Seulement, ce qui ne change pas, et qui frustre c’est le maintien de la parité avec l’euro, ce qui donne 1 euro = 655,957 francs. Moïse Kérékou, économiste et ancien ambassadeur du Bénin en Turquie dit rester sur sa faim. Il accuse la France de donner le mouton et de garder dans le même temps la corde. «Tant que je ne peux pas changer mon Eco en Livres sterling, en Yuan chinois ou Dinar koweïtien, et que je dois toujours transiter ou faire escale en Euro, le problème persiste», a-t-il écrit sur sa page Facebook. Pour dire que la France garde toujours la main sur la future monnaie pour tirer les pays africains et les maintenir dans la dépendance. «Car quelqu’un ou un groupe à travers sa monnaie contrôle toujours et a un œil sur mes opérations et peut décider du jours au lendemain de me priver de sa plateforme de transit», poursuit-il. Par ailleurs, le fait que la réforme ou la fin annoncée du Cfa ne concerne pas ses utilisateurs de l’Afrique centrale, pour le moment, pose problème à son sens. Kèmi Séba conclu que ce changement brutal n’est que ”cosmétique”.

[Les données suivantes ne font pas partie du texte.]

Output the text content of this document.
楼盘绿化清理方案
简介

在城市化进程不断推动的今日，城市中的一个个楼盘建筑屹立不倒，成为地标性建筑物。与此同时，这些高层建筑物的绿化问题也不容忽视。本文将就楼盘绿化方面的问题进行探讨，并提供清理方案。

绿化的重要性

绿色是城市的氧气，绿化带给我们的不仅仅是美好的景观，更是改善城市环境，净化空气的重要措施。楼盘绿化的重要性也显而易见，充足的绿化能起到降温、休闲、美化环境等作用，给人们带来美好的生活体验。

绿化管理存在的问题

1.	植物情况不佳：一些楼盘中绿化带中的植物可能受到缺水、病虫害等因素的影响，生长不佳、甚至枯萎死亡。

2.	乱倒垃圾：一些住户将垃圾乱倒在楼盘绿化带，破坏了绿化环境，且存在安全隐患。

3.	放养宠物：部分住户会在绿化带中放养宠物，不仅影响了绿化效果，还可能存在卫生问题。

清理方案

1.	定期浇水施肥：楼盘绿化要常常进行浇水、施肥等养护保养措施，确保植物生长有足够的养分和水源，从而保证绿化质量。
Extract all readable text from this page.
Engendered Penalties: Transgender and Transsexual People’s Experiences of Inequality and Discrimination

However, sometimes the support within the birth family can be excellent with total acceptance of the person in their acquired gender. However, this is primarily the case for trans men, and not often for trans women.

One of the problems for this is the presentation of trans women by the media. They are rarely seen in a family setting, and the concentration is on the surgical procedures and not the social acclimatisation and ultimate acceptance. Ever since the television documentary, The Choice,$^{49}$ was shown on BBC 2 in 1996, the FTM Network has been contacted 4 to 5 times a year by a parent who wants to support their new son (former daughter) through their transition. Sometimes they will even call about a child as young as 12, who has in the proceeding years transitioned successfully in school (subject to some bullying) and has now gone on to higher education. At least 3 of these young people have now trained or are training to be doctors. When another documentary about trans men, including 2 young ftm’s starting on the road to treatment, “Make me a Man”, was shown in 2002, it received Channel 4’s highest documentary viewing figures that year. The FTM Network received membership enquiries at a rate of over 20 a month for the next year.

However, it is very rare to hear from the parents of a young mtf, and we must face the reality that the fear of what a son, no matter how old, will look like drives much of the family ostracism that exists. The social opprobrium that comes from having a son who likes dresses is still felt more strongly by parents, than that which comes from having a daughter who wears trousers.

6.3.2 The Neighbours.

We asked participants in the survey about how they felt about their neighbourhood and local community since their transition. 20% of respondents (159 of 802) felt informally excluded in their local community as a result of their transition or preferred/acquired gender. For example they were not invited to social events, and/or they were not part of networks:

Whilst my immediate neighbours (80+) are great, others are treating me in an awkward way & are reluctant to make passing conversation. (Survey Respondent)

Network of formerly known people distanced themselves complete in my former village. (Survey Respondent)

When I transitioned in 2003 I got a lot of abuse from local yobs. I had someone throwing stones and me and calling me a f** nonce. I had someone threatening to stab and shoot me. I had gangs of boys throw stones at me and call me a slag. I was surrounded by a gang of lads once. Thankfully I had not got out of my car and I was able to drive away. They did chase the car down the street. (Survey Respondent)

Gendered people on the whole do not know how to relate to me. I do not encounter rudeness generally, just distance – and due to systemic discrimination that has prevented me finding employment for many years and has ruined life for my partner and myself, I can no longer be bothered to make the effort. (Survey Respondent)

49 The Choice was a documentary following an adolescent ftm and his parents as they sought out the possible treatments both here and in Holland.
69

Un coup dur pour le projet de monnaie commune Cedeao
Tout cela fait dire à l’économiste sénégalais Ndongo Samba Sylla que « Non, le franc CFA n’est pas mort. Macron et Ouattara se sont seulement débarrassés de ses atouts les plus polémiques », confie-t-il au journal français Le Point. « Le cœur du système est bel et bien en place (accord de coopération monétaire avec la France comme “garant” ; parité fixe avec l’euro ; politique de répression monétaire ; maintien d’une zone franc composée de pays qui commercent peu entre eux et qui logiquement ne devraient pas partager une même monnaie). Avec “leurs” réformes, Macron et Ouattara ont signé l’acte de décès du projet d’intégration monétaire entre les 15 pays de la Cedeao », a-t-il écrit sur sa page Facebook et rapporté par le même quotidien hexagonale. Kako Nubukpo, l’économiste togolais qui a fais plusieurs fois les frais de son engagement anti-Cfa préfère rester vigilant. “Nous resterons tout de même vigilants sur la question du régime de change qui devrait bientôt être résolue, la parité fixe étant transitoire”, indique-t-il sur sa page Facebook. Même hésitation chez le professeur Mamadou Koulibaly, l’opposant Ivoirien très hostile au Cfa. «Le franc Cfa d’Afrique de l’ouest est mort, nous dit-on, et son fantôme vient hanter l’Eco que nous attendions de la Cedeao. Le compte d’opérations est supprimé, mais où vont donc les réserves de change ? Les représentants français siégeant au sein des instances de la Bceao vont être retirés, alors qu’on nous disait qu’ils n’existent pas. La France se retire de la gouvernance de la monnaie, affirment-ils, alors que la garantie de celle-ci reste assurée par Paris. La parité aussi restera fixe. En fait, rien n’a changé. Qu’en pense la Cedeao, dont la monnaie vient d’être court-circuitée par Ouattara ? Qu’en pense l’Uemoa, dont la monnaie vient d’être exécutée par Ouattara ? La France, dont nous exigeons qu’elle mette fin à ses pratiques post coloniales, prétend avoir fait un pas historique en compagnie de Ouattara, qui se révèle être, comme d’habitude, le maintien du statu quo. Elle avance sans bouger. Juste une réformette. Le combat continue.», a-t-il immédiatement réagi sur la page Facebook de son parti Liberté et démocratie pour la république (Lider).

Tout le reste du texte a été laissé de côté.